How does this make me feel, ten years on?

I can't help but think about all that I lost because of this one night reopening this "Pandora's Box."  My life was turned completely upside down.  I've written about this often as well- I lost my marriage, career, 90% of my friends, and Lisa.  I've pondered whether or not the losses were all worth it.  (My answer was "No."

Yet, here I am.  A few weeks ago the Darkness had a strong hold on me, and I planned that Today (the 10th anniversary) would be the Last Day.  I'd end it on a day of significance to me.  After all, I can't find a job, the US government is determined to erase me from existence, I'm almost out of unemployment funding, and I lost any and all hope long ago. And people say I'm an inspiration?  I say I'm a warning- this is what can happen if you destroy everything in your life.

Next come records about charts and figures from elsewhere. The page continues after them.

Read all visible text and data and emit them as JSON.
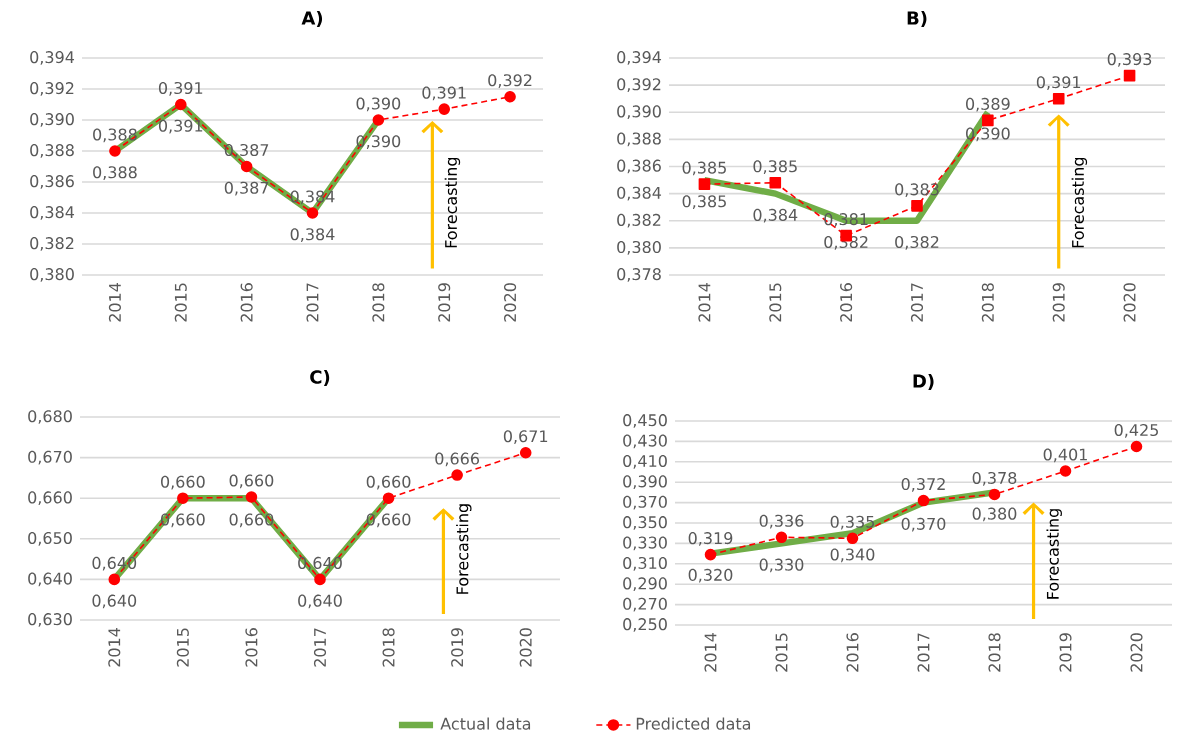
{
  "chart_data": [
    {
      "type": "line",
      "title": "A)",
      "categories": [
        "2014",
        "2015",
        "2016",
        "2017",
        "2018",
        "2019",
        "2020"
      ],
      "ylim": [
        0.38,
        0.394
      ],
      "yticks": [
        {
          "value": 0.38,
          "label": "0,380"
        },
        {
          "value": 0.382,
          "label": "0,382"
        },
        {
          "value": 0.384,
          "label": "0,384"
        },
        {
          "value": 0.386,
          "label": "0,386"
        },
        {
          "value": 0.388,
          "label": "0,388"
        },
        {
          "value": 0.39,
          "label": "0,390"
        },
        {
          "value": 0.392,
          "label": "0,392"
        },
        {
          "value": 0.394,
          "label": "0,394"
        }
      ],
      "grid": "y",
      "annotations": [
        "Forecasting"
      ],
      "series": [
        {
          "color": "#70ad47",
          "marker": "none",
          "line_style": "solid",
          "values": [
            0.388,
            0.391,
            0.387,
            0.384,
            0.39,
            null,
            null
          ],
          "value_labels": [
            "0,388",
            "0,391",
            "0,387",
            "0,384",
            "0,390",
            null,
            null
          ]
        },
        {
          "color": "#ff0000",
          "marker": "circle",
          "line_style": "dashed",
          "values": [
            0.388,
            0.391,
            0.387,
            0.384,
            0.39,
            0.3907,
            0.3915
          ],
          "value_labels": [
            "0,388",
            "0,391",
            "0,387",
            "0,384",
            "0,390",
            "0,391",
            "0,392"
          ]
        }
      ]
    },
    {
      "type": "line",
      "title": "B)",
      "categories": [
        "2014",
        "2015",
        "2016",
        "2017",
        "2018",
        "2019",
        "2020"
      ],
      "ylim": [
        0.378,
        0.394
      ],
      "yticks": [
        {
          "value": 0.378,
          "label": "0,378"
        },
        {
          "value": 0.38,
          "label": "0,380"
        },
        {
          "value": 0.382,
          "label": "0,382"
        },
        {
          "value": 0.384,
          "label": "0,384"
        },
        {
          "value": 0.386,
          "label": "0,386"
        },
        {
          "value": 0.388,
          "label": "0,388"
        },
        {
          "value": 0.39,
          "label": "0,390"
        },
        {
          "value": 0.392,
          "label": "0,392"
        },
        {
          "value": 0.394,
          "label": "0,394"
        }
      ],
      "grid": "y",
      "annotations": [
        "Forecasting"
      ],
      "series": [
        {
          "color": "#70ad47",
          "marker": "none",
          "line_style": "solid",
          "values": [
            0.385,
            0.384,
            0.382,
            0.382,
            0.39,
            null,
            null
          ],
          "value_labels": [
            "0,385",
            "0,384",
            "0,382",
            "0,382",
            "0,390",
            null,
            null
          ]
        },
        {
          "color": "#ff0000",
          "marker": "square",
          "line_style": "dashed",
          "values": [
            0.3847,
            0.3848,
            0.3809,
            0.3831,
            0.3894,
            0.391,
            0.3927
          ],
          "value_labels": [
            "0,385",
            "0,385",
            "0,381",
            "0,383",
            "0,389",
            "0,391",
            "0,393"
          ]
        }
      ]
    },
    {
      "type": "line",
      "title": "C)",
      "categories": [
        "2014",
        "2015",
        "2016",
        "2017",
        "2018",
        "2019",
        "2020"
      ],
      "ylim": [
        0.63,
        0.68
      ],
      "yticks": [
        {
          "value": 0.63,
          "label": "0,630"
        },
        {
          "value": 0.64,
          "label": "0,640"
        },
        {
          "value": 0.65,
          "label": "0,650"
        },
        {
          "value": 0.66,
          "label": "0,660"
        },
        {
          "value": 0.67,
          "label": "0,670"
        },
        {
          "value": 0.68,
          "label": "0,680"
        }
      ],
      "grid": "y",
      "annotations": [
        "Forecasting"
      ],
      "series": [
        {
          "color": "#70ad47",
          "marker": "none",
          "line_style": "solid",
          "values": [
            0.64,
            0.66,
            0.66,
            0.64,
            0.66,
            null,
            null
          ],
          "value_labels": [
            "0,640",
            "0,660",
            "0,660",
            "0,640",
            "0,660",
            null,
            null
          ]
        },
        {
          "color": "#ff0000",
          "marker": "circle",
          "line_style": "dashed",
          "values": [
            0.64,
            0.66,
            0.6603,
            0.64,
            0.66,
            0.6657,
            0.6712
          ],
          "value_labels": [
            "0,640",
            "0,660",
            "0,660",
            "0,640",
            "0,660",
            "0,666",
            "0,671"
          ]
        }
      ]
    },
    {
      "type": "line",
      "title": "D)",
      "categories": [
        "2014",
        "2015",
        "2016",
        "2017",
        "2018",
        "2019",
        "2020"
      ],
      "ylim": [
        0.25,
        0.45
      ],
      "yticks": [
        {
          "value": 0.25,
          "label": "0,250"
        },
        {
          "value": 0.27,
          "label": "0,270"
        },
        {
          "value": 0.29,
          "label": "0,290"
        },
        {
          "value": 0.31,
          "label": "0,310"
        },
        {
          "value": 0.33,
          "label": "0,330"
        },
        {
          "value": 0.35,
          "label": "0,350"
        },
        {
          "value": 0.37,
          "label": "0,370"
        },
        {
          "value": 0.39,
          "label": "0,390"
        },
        {
          "value": 0.41,
          "label": "0,410"
        },
        {
          "value": 0.43,
          "label": "0,430"
        },
        {
          "value": 0.45,
          "label": "0,450"
        }
      ],
      "grid": "y",
      "annotations": [
        "Forecasting"
      ],
      "legend": "bottom",
      "series": [
        {
          "name": "Actual data",
          "color": "#70ad47",
          "marker": "none",
          "line_style": "solid",
          "values": [
            0.32,
            0.33,
            0.34,
            0.37,
            0.38,
            null,
            null
          ],
          "value_labels": [
            "0,320",
            "0,330",
            "0,340",
            "0,370",
            "0,380",
            null,
            null
          ]
        },
        {
          "name": "Predicted data",
          "color": "#ff0000",
          "marker": "circle",
          "line_style": "dashed",
          "values": [
            0.319,
            0.336,
            0.335,
            0.372,
            0.378,
            0.401,
            0.425
          ],
          "value_labels": [
            "0,319",
            "0,336",
            "0,335",
            "0,372",
            "0,378",
            "0,401",
            "0,425"
          ]
        }
      ]
    }
  ]
}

Don't worry- I'm not going anywhere intentionally.  I have to do my part by voting the treasonous GOP out of office next week.  Good vs Evil and all that.  I'm ok as long as I have a purpose.

So how do I feel today?

Empty.

I'm 52.  Unemployed.  I'll never be able to retire even if I can find a job (transgender discrimination is now LEGAL in this country.)  It's not because of the events a decade ago- no, I was born this way.  But 10 years ago, my Truth raged back into my dying light.

Truth has a way of causing Pain.


Ms. Marvel

Tonight, I intend to go out, if only for a bit.  I'm broke, so I can't drink, but I feel I should mark the occasion somehow.


For my friends who worship the Goddess, Blessed Samhain.  To all others, Happy Halloween.